I'm attempting to index the gc.log coming from a tomcat installation, and I can't seem to get it to linemerge properly. Here is a snippet from the log:
517045.370: [GC [PSYoungGen: 516944K->3097K(519296K)] 828767K->315076K(1830016K), 0.0065230 secs]
[Times: user=0.01 sys=0.00, real=0.00 secs]
517076.460: [GC [PSYoungGen: 517337K->2116K(519232K)] 829316K->315460K(1829952K), 0.0184770 secs]
[Times: user=0.01 sys=0.00, real=0.01 secs]

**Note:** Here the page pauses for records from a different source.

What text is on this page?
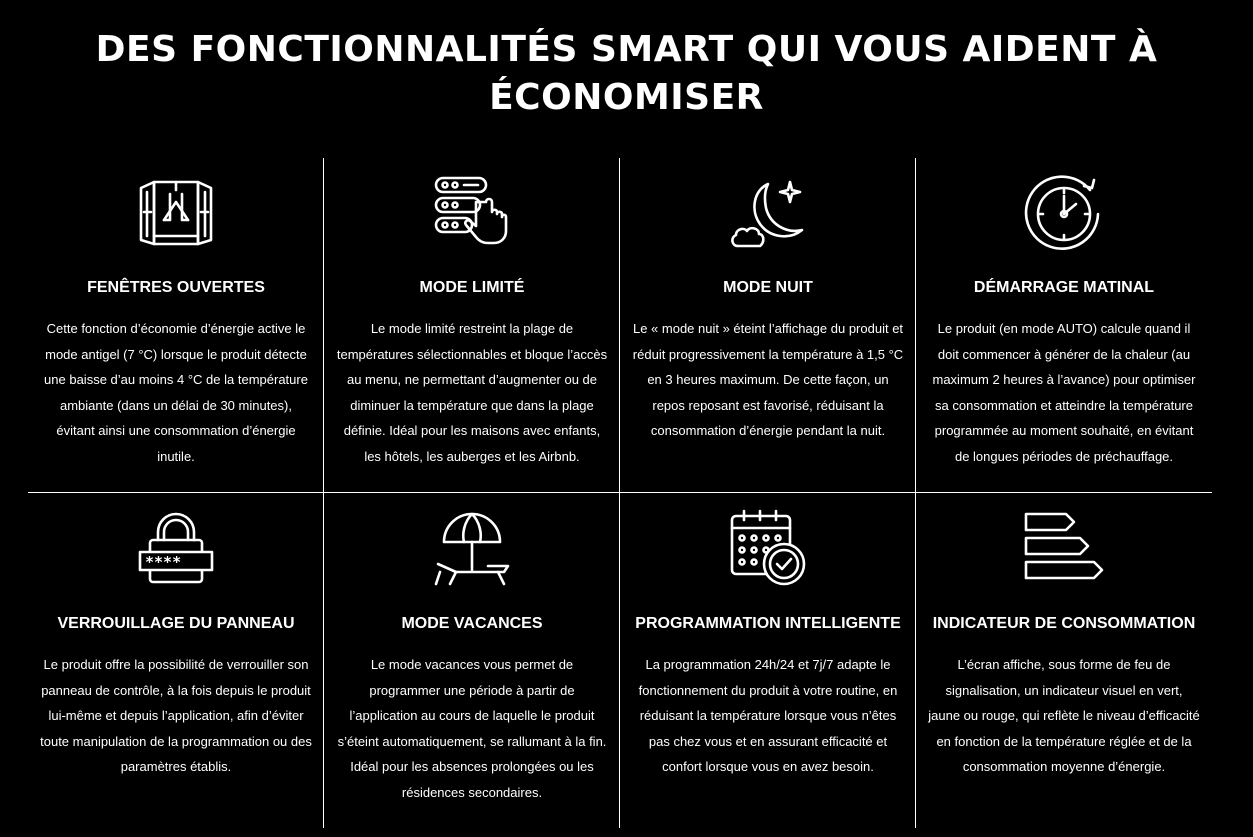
DES FONCTIONNALITÉS SMART QUI VOUS AIDENT À
ÉCONOMISER
FENÊTRES OUVERTES

Cette fonction d’économie d’énergie active le mode antigel (7 °C) lorsque le produit détecte une baisse d’au moins 4 °C de la température ambiante (dans un délai de 30 minutes), évitant ainsi une consommation d’énergie inutile.

MODE LIMITÉ

Le mode limité restreint la plage de températures sélectionnables et bloque l’accès au menu, ne permettant d’augmenter ou de diminuer la température que dans la plage définie. Idéal pour les maisons avec enfants, les hôtels, les auberges et les Airbnb.

MODE NUIT

Le « mode nuit » éteint l’affichage du produit et réduit progressivement la température à 1,5 °C en 3 heures maximum. De cette façon, un repos reposant est favorisé, réduisant la consommation d’énergie pendant la nuit.

DÉMARRAGE MATINAL

Le produit (en mode AUTO) calcule quand il doit commencer à générer de la chaleur (au maximum 2 heures à l’avance) pour optimiser sa consommation et atteindre la température programmée au moment souhaité, en évitant de longues périodes de préchauffage.

****_
VERROUILLAGE DU PANNEAU

Le produit offre la possibilité de verrouiller son panneau de contrôle, à la fois depuis le produit lui-même et depuis l’application, afin d’éviter toute manipulation de la programmation ou des paramètres établis.

MODE VACANCES

Le mode vacances vous permet de programmer une période à partir de l’application au cours de laquelle le produit s’éteint automatiquement, se rallumant à la fin. Idéal pour les absences prolongées ou les résidences secondaires.

PROGRAMMATION INTELLIGENTE

La programmation 24h/24 et 7j/7 adapte le fonctionnement du produit à votre routine, en réduisant la température lorsque vous n’êtes pas chez vous et en assurant efficacité et confort lorsque vous en avez besoin.

INDICATEUR DE CONSOMMATION

L’écran affiche, sous forme de feu de signalisation, un indicateur visuel en vert, jaune ou rouge, qui reflète le niveau d’efficacité en fonction de la température réglée et de la consommation moyenne d’énergie.
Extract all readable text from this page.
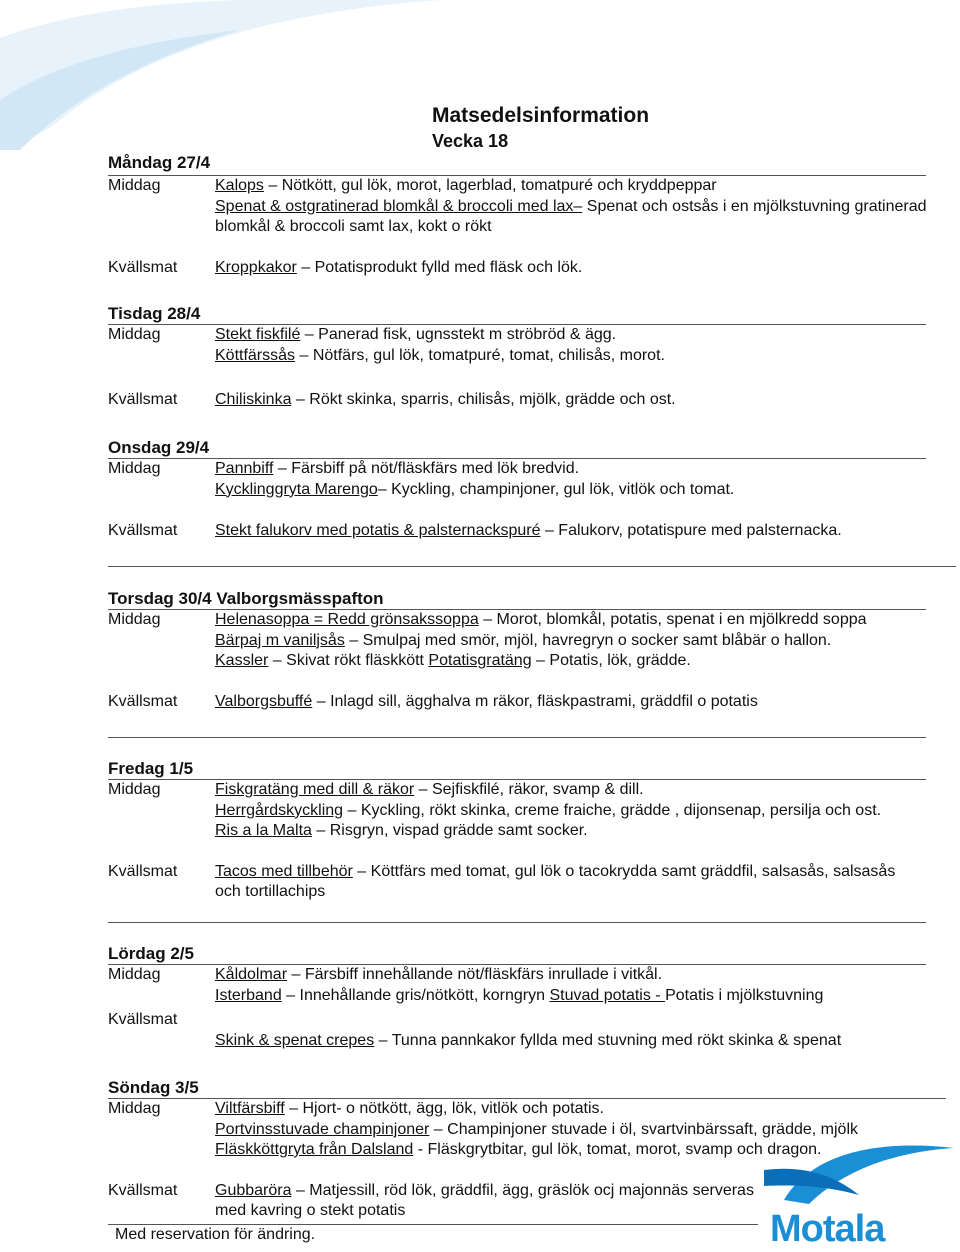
Matsedelsinformation
Vecka 18
Måndag 27/4
Middag	Kalops – Nötkött, gul lök, morot, lagerblad, tomatpuré och kryddpeppar
Spenat & ostgratinerad blomkål & broccoli med lax– Spenat och ostsås i en mjölkstuvning gratinerad blomkål & broccoli samt lax, kokt o rökt
Kvällsmat Kroppkakor – Potatisprodukt fylld med fläsk och lök.
Tisdag 28/4
Middag	Stekt fiskfilé – Panerad fisk, ugnsstekt m ströbröd & ägg.
Köttfärssås – Nötfärs, gul lök, tomatpuré, tomat, chilisås, morot.
Kvällsmat Chiliskinka – Rökt skinka, sparris, chilisås, mjölk, grädde och ost.
Onsdag 29/4
Middag	Pannbiff – Färsbiff på nöt/fläskfärs med lök bredvid.
Kycklinggryta Marengo– Kyckling, champinjoner, gul lök, vitlök och tomat.
Kvällsmat Stekt falukorv med potatis & palsternackspuré – Falukorv, potatispure med palsternacka.
Torsdag 30/4 Valborgsmässpafton
Middag	Helenasoppa = Redd grönsakssoppa – Morot, blomkål, potatis, spenat i en mjölkredd soppa
Bärpaj m vaniljsås – Smulpaj med smör, mjöl, havregryn o socker samt blåbär o hallon.
Kassler – Skivat rökt fläskkött Potatisgratäng – Potatis, lök, grädde.
Kvällsmat Valborgsbuffé – Inlagd sill, ägghalva m räkor, fläskpastrami, gräddfil o potatis
Fredag 1/5
Middag	Fiskgratäng med dill & räkor – Sejfiskfilé, räkor, svamp & dill.
Herrgårdskyckling – Kyckling, rökt skinka, creme fraiche, grädde , dijonsenap, persilja och ost.
Ris a la Malta – Risgryn, vispad grädde samt socker.
Kvällsmat Tacos med tillbehör – Köttfärs med tomat, gul lök o tacokrydda samt gräddfil, salsasås, salsasås och tortillachips
Lördag 2/5
Middag	Kåldolmar – Färsbiff innehållande nöt/fläskfärs inrullade i vitkål.
Isterband – Innehållande gris/nötkött, korngryn Stuvad potatis - Potatis i mjölkstuvning
Kvällsmat
Skink & spenat crepes – Tunna pannkakor fyllda med stuvning med rökt skinka & spenat
Söndag 3/5
Middag	Viltfärsbiff – Hjort- o nötkött, ägg, lök, vitlök och potatis.
Portvinsstuvade champinjoner – Champinjoner stuvade i öl, svartvinbärssaft, grädde, mjölk
Fläskköttgryta från Dalsland - Fläskgrytbitar, gul lök, tomat, morot, svamp och dragon.
Kvällsmat Gubbaröra – Matjessill, röd lök, gräddfil, ägg, gräslök ocj majonnäs serveras med kavring o stekt potatis
Med reservation för ändring.	Motala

and my props.conf for this sourcetype:
DATETIME_CONFIG = CURRENT
LINE_BREAKER = ([\r\n]+)(?=\d+\.\d+:)
SHOULD_LINEMERGE = FALSE
I've also tried:
DATETIME_CONFIG = CURRENT
SHOULD_LINEMERGE = TRUE
BREAK_ONLY_BEFORE = \d+\.\d+:
MUST_NOT_BREAK_BEFORE = \[
Which did not help. I verified that the above props were being applied, and not overridden by any other configurations.
The output is displaying as:
2/10/12 11:41:06.000 AM [Times: user=0.01 sys=0.00, real=0.01 secs]
2/10/12 11:40:50.000 AM 517076.460: [GC [PSYoungGen: 517337K->2116K(519232K)] 829316K->315460K(1829952K), 0.0184770 secs]
So the second line of each entry is being recorded as a newline despite my props.conf config.
My hunch here is that because the two lines are not being written to the log at the same time (There appears to be some delay between the two according to Splunk) and that I've set DATETIME_CONFIG = CURRENT it's not waiting for the second line to be written before committing the first as an event. This theory is strengthened by the fact that there is the occasional entry that is merged properly.
Is there an appropriate attribute that can control the time Splunk will wait for more lines before considering the event 'done'?
Thanks!
Not a direct answer to your question , but as an alternative to using GC log dumps , have you tried using Splunk4JMX ? I use this app for gathering detailed garbage collection and memory metrics on JVM heap and non-heap memory pools.
Your hunch is correct.
I have seen this happen for this type of log (Java garbage collection) and it is caused by the fact that the application writing the logs being tailed by Splunk is pausing mid-event for longer than the default time after which the tailing processor decides that EOF has been reached (by default, 3 seconds). This typically happens if the application is bufferizing its writes.
There are two solutions to this problem :
time_before_close
parameter in inputs.conf. Note that I would not recommend to push this value too high, and it would be best to scope the change to the affected log only.